12 ottobre 2025
Aggiornato 14:30
L’attentato al tribunale di Reggio Calabria ci riporta ai tempi delle stragi di mafia

L’Italia che non vorremmo

La ‘ndrangheta alza il tiro confidando nella debolezza dello Stato

L’Italia che non vorremmo è quella dove una organizzazione criminale arriva a piazzare una bomba davanti ad un tribunale per intimidire la giustizia.
Quanto è successo a Reggio Calabria suscita inquietudine perché dietro questo atto terroristico c’è la misura di un rapporto fra Stato e illegalità che presuppone la deviazione di alcune linee di demarcazione, prima fra tutte quella che l’autorità giudiziaria possa essere immune da minacce perché ben protetta dalle leggi e da chi le deve fare rispettare e cioè istituzioni e forze di polizia.

La bomba della ‘ndrangheta ci manda a dire che quella trincea a difesa della legalità non è più affidabile come dovrebbe, al punto che i criminali ritengono possa essere attaccata e quindi anche espugnata.
Se non fosse così quella bomba non avrebbe senso. Ovvero lo avrebbe solo se fosse stato il frutto di una azione isolata e vendicativa. Ma sappiamo che così non è stato
Secondo le prime ricostruzioni la bomba dovrebbe servire ad ammorbidire la giustizia alla luce dell’approssimarsi di sentenze che potrebbero essere molto pesanti e definitive.
E’ come se i criminali avessero deciso di mettere la giustizia con le spalle al muro. E’ come se stessero chiedendo una resa incondizionata, per di più, dopo la plateale provocazione, da esporre alla luce del sole e sotto gli occhi del mondo.
La logica dice, però, che se questa fosse la causa e quello l’effetto la ‘ndrangheta avrebbe fatto un marchiano errore di valutazione perché di fronte ad una sfida così sfacciata anche lo Stato più debole non potrebbe che alzare il suo livello di guardia e quindi giammai soggiacere al ricatto, previo una perdita di credibilità irreparabile.
Ma può una organizzazione così potente avere fatto un calcolo a tal punto sbagliato?
Evidentemente le cose sono più complesse di come appaiono.

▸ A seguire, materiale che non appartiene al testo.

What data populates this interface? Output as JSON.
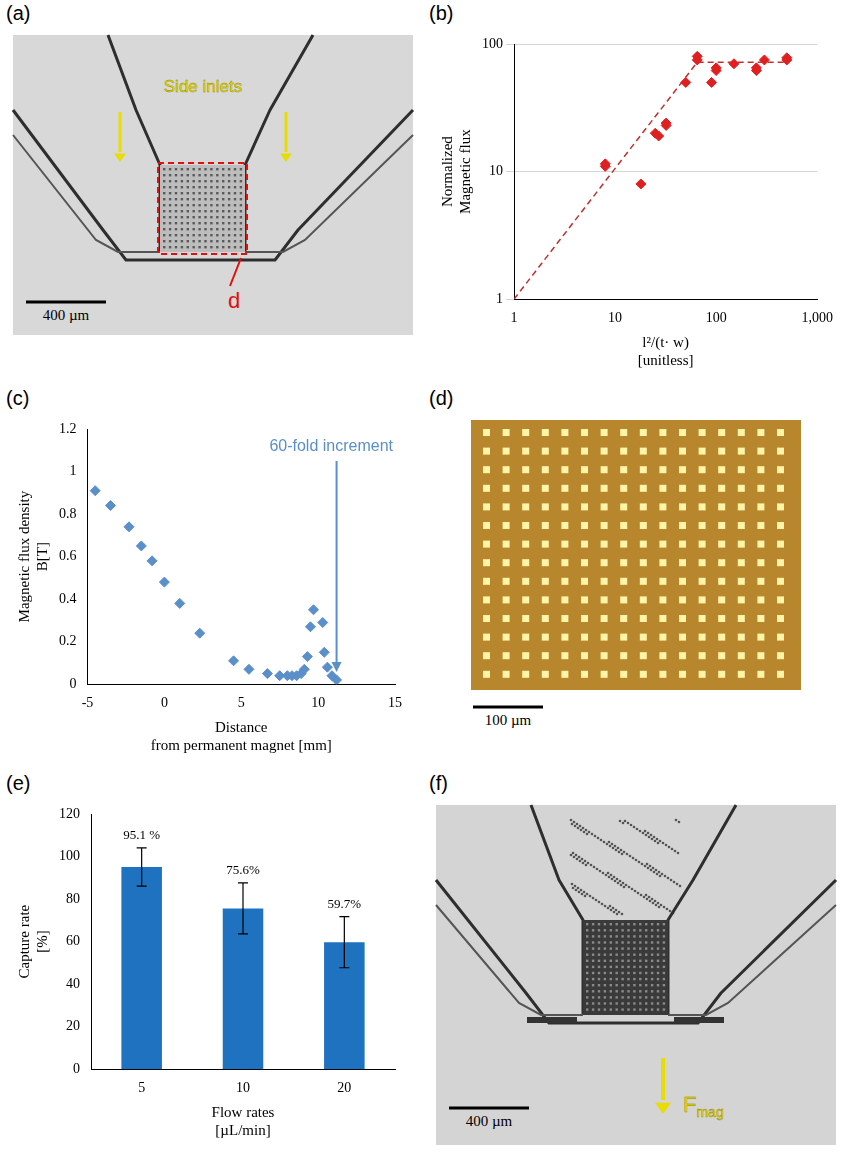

La conferma di questa complessità viene anche da quanto asseriscono gli stessi magistrati coinvolti: «La decisione-dicono- deve essere stata presa, con l’accordo di tutte le cosche». Quindi non è stato un gesto isolato e sconsiderato, bensì a lungo ponderato, misurato sul bilancino della convenienza o degli svantaggi che avrebbe comportato.
Ora appare chiaro che i criminali, per decidersi a metterlo in atto, si debbono aspettare ben altro di un ammorbidimento reso, viceversa, ancora più difficile perché apparirebbe come un plateale arrendersi dello Stato alle loro intimidazioni.
Lo scambio che la ‘ndrangheta chiede deve allora essere necessariamente sotterraneo. Deve consentire allo Stato di alzare la voce dal punto di vista mediatico per coprire, con un livello più alto di attenzione, il punto debole attraverso il quale far passare il pagamento del riscatto.
E’ questo quello che chiede la ‘ndrangheta. Quale siano l’entità e le modalità di questi favori sottobanco che i criminali pretendono sono del tutto sconosciuti, perlomeno a chi è lontano dalle vicende calabresi. Inoltre il fatto che lo pretendano non è detto che lo attengano.
Ci fa comunque paura avere la consapevolezza che una organizzazione criminale conosca a tal punto le maglie deboli dello Stato da azzardarsi ad avanzare pubblicamente una richiesta scellerata nella convinzione che le probabilità che venga accettata siano comunque superiori, secondo i loro calcoli, all’eventualità di essere respinta.